The FTC's Consumer Sentinel database compiles and analyzes information collected on complaints filed with the FTC and more than 100 other organizations. The data showed, for instance, that out of the 380,103 complaints filed regarding fraud, 161,819 were related to identity theft last year. That's an increase of almost 88% over the 86,198 incidents reported in 2001. Overall, consumers reported losses from all types of fraud last year at greater that $343 million, according to the data.

Consumer fraud complaints are broken down by category in the report. Identity theft comprised the largest portion of all complaints by far - 43% - followed by Internet auction fraud at 13%.

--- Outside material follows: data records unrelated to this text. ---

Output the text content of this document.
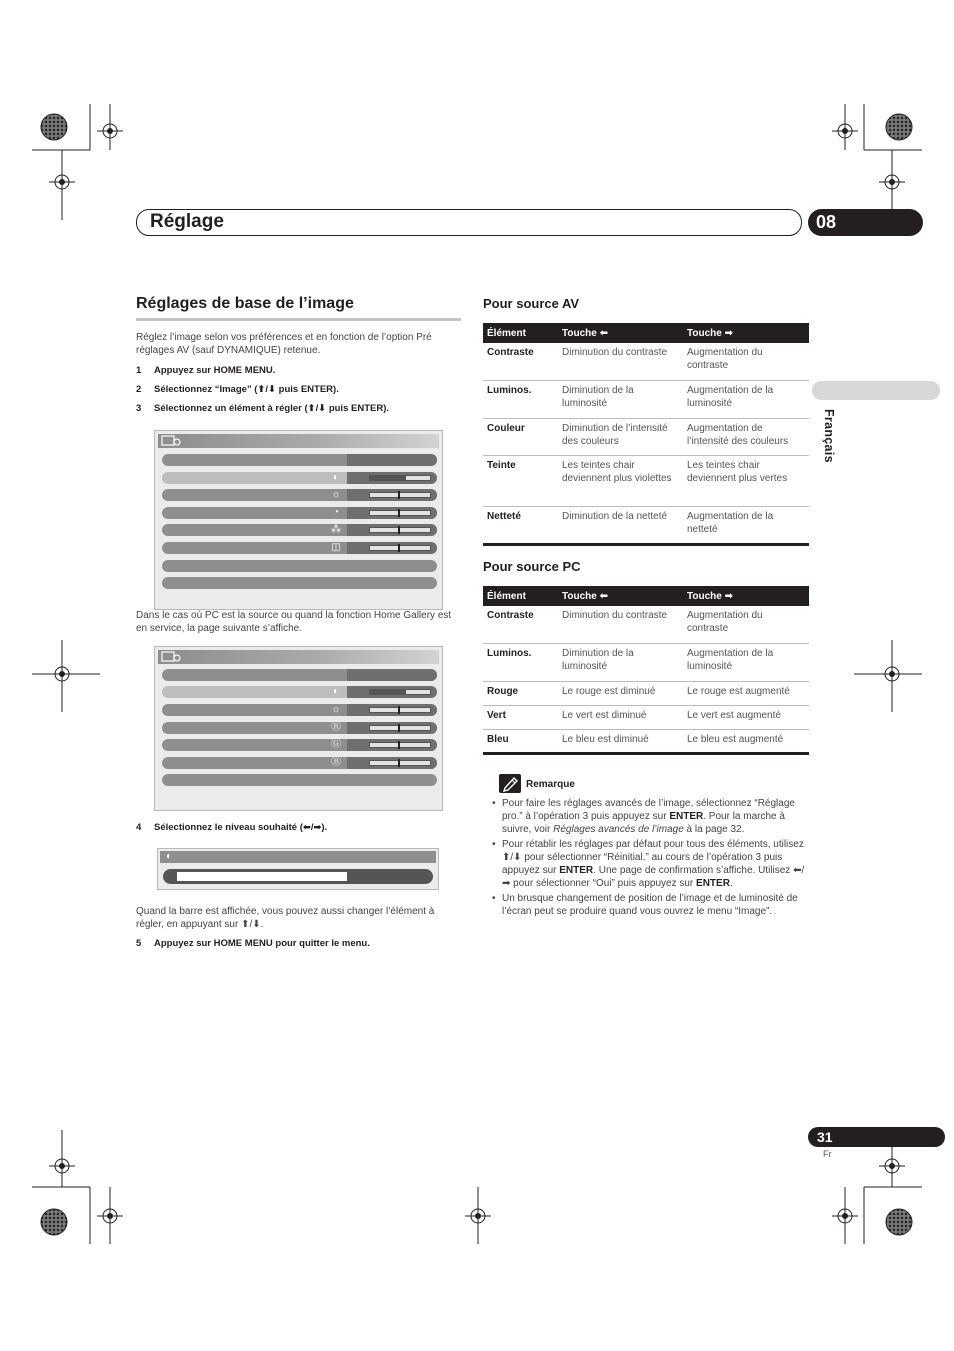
Réglage	08
Français
Réglages de base de l’image
Réglez l’image selon vos préférences et en fonction de l’option Pré réglages AV (sauf DYNAMIQUE) retenue.
1 Appuyez sur HOME MENU.
2 Sélectionnez “Image” (⬆/⬇ puis ENTER).
3 Sélectionnez un élément à régler (⬆/⬇ puis ENTER).
◐
☼
◔
⁂
◫
Dans le cas où PC est la source ou quand la fonction Home Gallery est en service, la page suivante s’affiche.
◐
☼
Ⓡ
Ⓖ
Ⓑ
4 Sélectionnez le niveau souhaité (⬅/➡).
◐
Quand la barre est affichée, vous pouvez aussi changer l’élément à régler, en appuyant sur ⬆/⬇.
5 Appuyez sur HOME MENU pour quitter le menu.
Pour source AV
Élément	Touche ⬅	Touche ➡
Contraste	Diminution du contraste	Augmentation du contraste
Luminos.	Diminution de la luminosité	Augmentation de la luminosité
Couleur	Diminution de l’intensité des couleurs	Augmentation de l’intensité des couleurs
Teinte	Les teintes chair deviennent plus violettes	Les teintes chair deviennent plus vertes
Netteté	Diminution de la netteté	Augmentation de la netteté
Pour source PC
Élément	Touche ⬅	Touche ➡
Contraste	Diminution du contraste	Augmentation du contraste
Luminos.	Diminution de la luminosité	Augmentation de la luminosité
Rouge	Le rouge est diminué	Le rouge est augmenté
Vert	Le vert est diminué	Le vert est augmenté
Bleu	Le bleu est diminué	Le bleu est augmenté
Remarque
• Pour faire les réglages avancés de l’image, sélectionnez “Réglage pro.” à l’opération 3 puis appuyez sur ENTER. Pour la marche à suivre, voir Réglages avancés de l’image à la page 32.
• Pour rétablir les réglages par défaut pour tous des éléments, utilisez ⬆/⬇ pour sélectionner “Réinitial.” au cours de l’opération 3 puis appuyez sur ENTER. Une page de confirmation s’affiche. Utilisez ⬅/➡ pour sélectionner “Oui” puis appuyez sur ENTER.
• Un brusque changement de position de l’image et de luminosité de l’écran peut se produire quand vous ouvrez le menu “Image”.
31
Fr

The increase in identity theft last year can be explained by several factors. J. Howard Beales III, Director of the FTC's Bureau of Consumer Protection, said the sharp rise in the number of complaints from 2001 to 2002 might be attributable to the success of his organization's outreach programs.

"More people know where to complain about fraud and identity theft. More complaints give us a more complete picture of the types of fraud that are occurring, the characteristics of fraud victims and the companies that are appropriate targets for law enforcement," he said in a statement.

Beales also suggested the increase might have something to do with better cooperation from agencies both contributing and utilizing information on the Consumer Sentinel database. Forty percent of all the complaints in the database were contributed by the Social Security Administration's Office of Inspector General, the Internet Fraud Complaint Center, Better Business Bureaus from all over the U.S. and other organizations, he said.

The methods used by identity thieves also are becoming increasingly sophisticated, making it an easier crime to commit. Another consideration is misuse of financial or personal information stored in databases; employees with access to many customers' or users' personal data can pose a large threat to the security of that information.

According to the report, Washington, D.C., residents are more likely to become victims of identity theft than anywhere else in the country, followed by California and Arizona. People between the ages of 30 and 39 reported 27% of all identity-theft complaints; people between ages 18 and 29 filed 26% of the complaints, and those between ages 40 and 49 filed 22% of them. The FTC makes information in the Consumer Sentinel database available to law enforcement agencies domestically and overseas.